# If Earth Is Rotating, Why Can’t I See It Moving Beneath Me When I’m In an Airplane?

Because even when you’re flying off to a remote island to get away from it all, you can’t escape being part of “it all.” Your airplane is attached to Earth almost as tightly as the mountains below are, except that the airplane is (we hope) at a higher altitude.

Your pilot would be the first to assure you that the plane is firmly attached to the air. And since the air is attached to Earth, you might say that we’re all in the same boat, sailing merrily eastward along with the surface of Earth at around 1,000 miles per hour (1,600 kilometers per hour).

(The ground’s speed is actually 1,040 miles per hour [1,670 kilometers per hour] at the equator; that’s the circumference of 24,900 miles [40,100 kilometers] divided by 24 hours. But it’s slower as we go north or south on the globe because the circular paths get smaller.)

You do, of course, see the ground “moving” beneath you as you fly. But it’s your own airplane’s motion that you’re seeing, not the ground’s. It’s the same as seeing the trees “speed backward” as you speed along the highway in your car. That’s a very important point to realize: There is no such thing as absolute motion. All motion is relative. Nothing can be said to be moving or not moving without specifying “relative to what?” Motion is motion only when it is compared with some independent reference point (Techspeak: a frame of reference).

To the trees, you and your car are moving, but to you and your car, the trees are moving. Who’s right? If you had been born in your car a second ago, you’d swear that it was the trees that were moving, intuitively and egotistically using yourself as the reference point. It is only with experience that we learn to accept reference points outside of ourselves.

If each driver took himself or herself as the reference point, the trees would be “moving” every which way at all kinds of speeds, because every self-centered person’s reference point would be moving in a different direction at a different speed. Stationary trees, however, are so much easier to deal with, so we humans have agreed to take the trees and the land they’re attached to as our stationary references.

But let’s stand back and take a bigger view of Earth. When we say that a palm tree on the equator is moving along with the ground at 1,040 miles per hour (1,670 kilometers per hour), we have to ask, “Relative to what?” Well, how about relative to the center of Earth? That’s the only point on or inside the whole globe that isn’t moving around in circles. In other words, we’re taking the center of Earth as our “stationary” reference point.
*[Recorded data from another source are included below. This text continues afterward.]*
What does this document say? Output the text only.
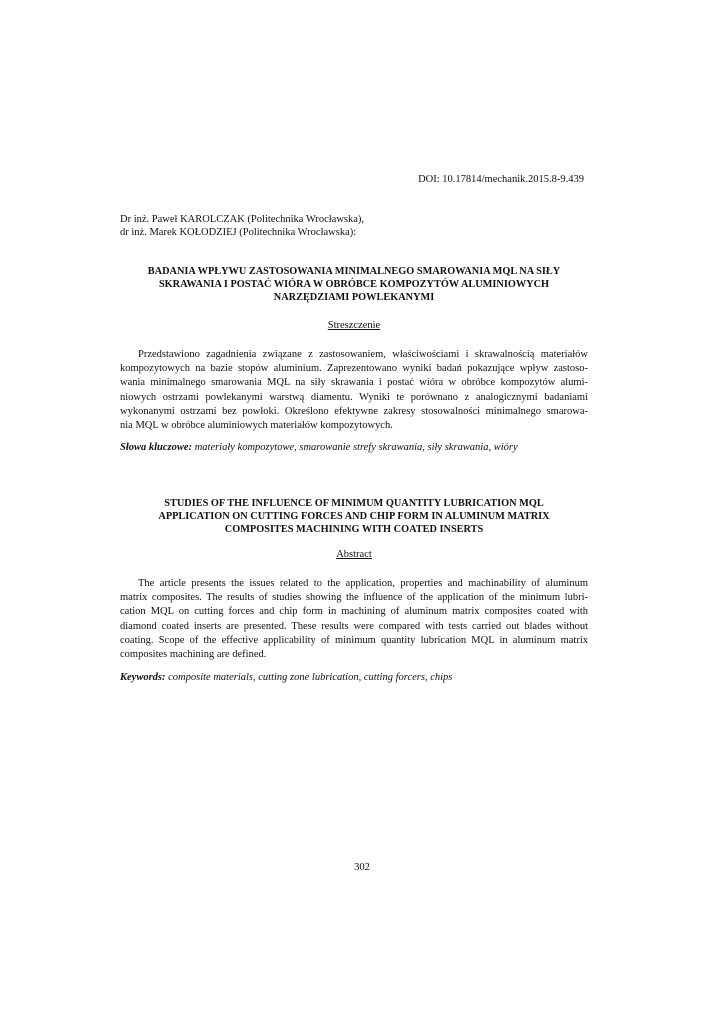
DOI: 10.17814/mechanik.2015.8-9.439
Dr inż. Paweł KAROLCZAK (Politechnika Wrocławska),
dr inż. Marek KOŁODZIEJ (Politechnika Wrocławska):
BADANIA WPŁYWU ZASTOSOWANIA MINIMALNEGO SMAROWANIA MQL NA SIŁY
SKRAWANIA I POSTAĆ WIÓRA W OBRÓBCE KOMPOZYTÓW ALUMINIOWYCH
NARZĘDZIAMI POWLEKANYMI
Streszczenie
Przedstawiono zagadnienia związane z zastosowaniem, właściwościami i skrawalnością materiałów
kompozytowych na bazie stopów aluminium. Zaprezentowano wyniki badań pokazujące wpływ zastoso-
wania minimalnego smarowania MQL na siły skrawania i postać wióra w obróbce kompozytów alumi-
niowych ostrzami powlekanymi warstwą diamentu. Wyniki te porównano z analogicznymi badaniami
wykonanymi ostrzami bez powłoki. Określono efektywne zakresy stosowalności minimalnego smarowa-
nia MQL w obróbce aluminiowych materiałów kompozytowych.
Słowa kluczowe: materiały kompozytowe, smarowanie strefy skrawania, siły skrawania, wióry
STUDIES OF THE INFLUENCE OF MINIMUM QUANTITY LUBRICATION MQL
APPLICATION ON CUTTING FORCES AND CHIP FORM IN ALUMINUM MATRIX
COMPOSITES MACHINING WITH COATED INSERTS
Abstract
The article presents the issues related to the application, properties and machinability of aluminum
matrix composites. The results of studies showing the influence of the application of the minimum lubri-
cation MQL on cutting forces and chip form in machining of aluminum matrix composites coated with
diamond coated inserts are presented. These results were compared with tests carried out blades without
coating. Scope of the effective applicability of minimum quantity lubrication MQL in aluminum matrix
composites machining are defined.
Keywords: composite materials, cutting zone lubrication, cutting forcers, chips
302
But whoa! Let’s stand back even farther. The whole planet is moving around the sun at 10,600 miles per hour (17,100 kilometers per hour) relative to the center of the sun, which we can now take as our new reference point.

But the sun itself is moving relative to other stars. And the stars are moving relative to the center of our galaxy. And our galaxy … And on and on, literally ad infinitum.

Before we get too dizzy, let’s get back into the airplane. Sitting there, anyplace on the plane is your assumed reference point, so you see Earth “moving backward” with the (forward) ground speed of the plane. But remember that you and your little bag of peanuts and that screaming baby across the aisle are all moving together at approximately Earth’s rotational ground speed, relative to the center of the Earth. I say “approximately” because if you’re flying eastward in the same direction as Earth’s rotation, the plane’s speed (relative to the center of Earth) is added to Earth’s rotational speed; if you’re flying westward in the opposite direction of Earth’s rotation, the plane’s speed is subtracted from Earth’s rotational speed. If you’re flying northeast or south by southwest, consult your high school trigonometry teacher. Can you say “vector”?

I said that the plane is firmly attached to the rotating Earth because it is firmly attached to the air and the air, in turn, is firmly attached to Earth. Well, not exactly.

Air is a fluid, meaning that it isn’t rigid; it flows. So as Earth turns, the air can’t precisely keep up; it drags and slops around a bit like a puddle in a rowboat. Although the plane is indeed firmly held by the air, the air is somewhat loosely held by Earth. That’s not to say that we’re in any danger of losing our atmosphere; gravity holds that whole layer of air down quite firmly.

But within that layer, the air is a churning, blowing, moving mass, and local irregularities can still kick your airplane around with tail winds, head winds and coffee-splattering bumps that make you feel as if you’re not very well attached to anything.